‘Rationing ends this weekend. Appropriate enough, the first day of freedom is July 4th – Independence Day.
Gone are coupons, counterfoils, ration periods, registrations, and all the paraphernalia of Food Office rule. Here at last is the ‘Victory Day’ for housewives, wistfully anticipated by Dr. Edith Summerskill when she was at the Ministry of Food in 1946. Under a Conservative Government scarcity has been replaced by abundance, austerity by variety, restriction by choice, and frustration by freedom.
(CCO 4/6/342)‘
At midnight on 3 July, the rationing limits initiated in January 1940 finally ended. Members of the London Housewives Association held a ceremony in Trafalgar Square to commemorate the occasion, while Minister Geoffrey Lloyd burned his ration book.
Rationing began in the UK on 8 January 1940 with limits on butter, bacon and sugar. Wartime efforts – including the North Sea blockade – made it difficult to ensure the availability of certain everyday provisions. Petrol had been rationed since 1939, and button and bacon were soon followed by meat, tea, eggs, sweets and more. By the end of the war, most common foodstuffs were limited as well as clothing, cigarettes and other necessities. Ration books (click here for examples) were issued to all citizens based on age and status (pregnant mothers, for instance, were often granted higher rations).

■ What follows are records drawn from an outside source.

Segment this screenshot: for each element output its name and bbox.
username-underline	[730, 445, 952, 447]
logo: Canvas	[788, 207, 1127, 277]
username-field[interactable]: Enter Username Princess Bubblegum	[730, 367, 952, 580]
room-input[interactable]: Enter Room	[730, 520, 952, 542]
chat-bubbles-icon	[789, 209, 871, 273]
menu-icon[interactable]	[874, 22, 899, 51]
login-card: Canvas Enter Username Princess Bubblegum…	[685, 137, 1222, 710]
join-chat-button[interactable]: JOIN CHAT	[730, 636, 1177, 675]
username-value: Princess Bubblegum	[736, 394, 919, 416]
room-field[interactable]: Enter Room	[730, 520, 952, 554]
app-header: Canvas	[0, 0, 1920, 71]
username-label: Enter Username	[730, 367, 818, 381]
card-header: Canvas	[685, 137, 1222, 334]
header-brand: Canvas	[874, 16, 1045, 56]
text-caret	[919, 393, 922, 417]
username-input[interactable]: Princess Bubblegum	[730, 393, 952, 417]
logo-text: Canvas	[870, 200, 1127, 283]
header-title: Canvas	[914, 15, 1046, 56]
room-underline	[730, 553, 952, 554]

Citizens were encouraged to do their part on the ‘Kitchen Front’ and grow their own food; price gauging and unlawful rationing were subject to heavy fines. Nevertheless, people quickly tired of shortages. Rationing continued post-war as industrial action and rebuilding efforts in Europe disrupted the food supply. The Conservatives’ 1950 general election manifesto urged the end of rationing, which they portrayed as an effect of a Socialist government and ‘incompetence.’ Following a Conservative return to power in 1951 and the stabilization of the European economy, rationing was slowly phased out; meat was the last product to become freely available.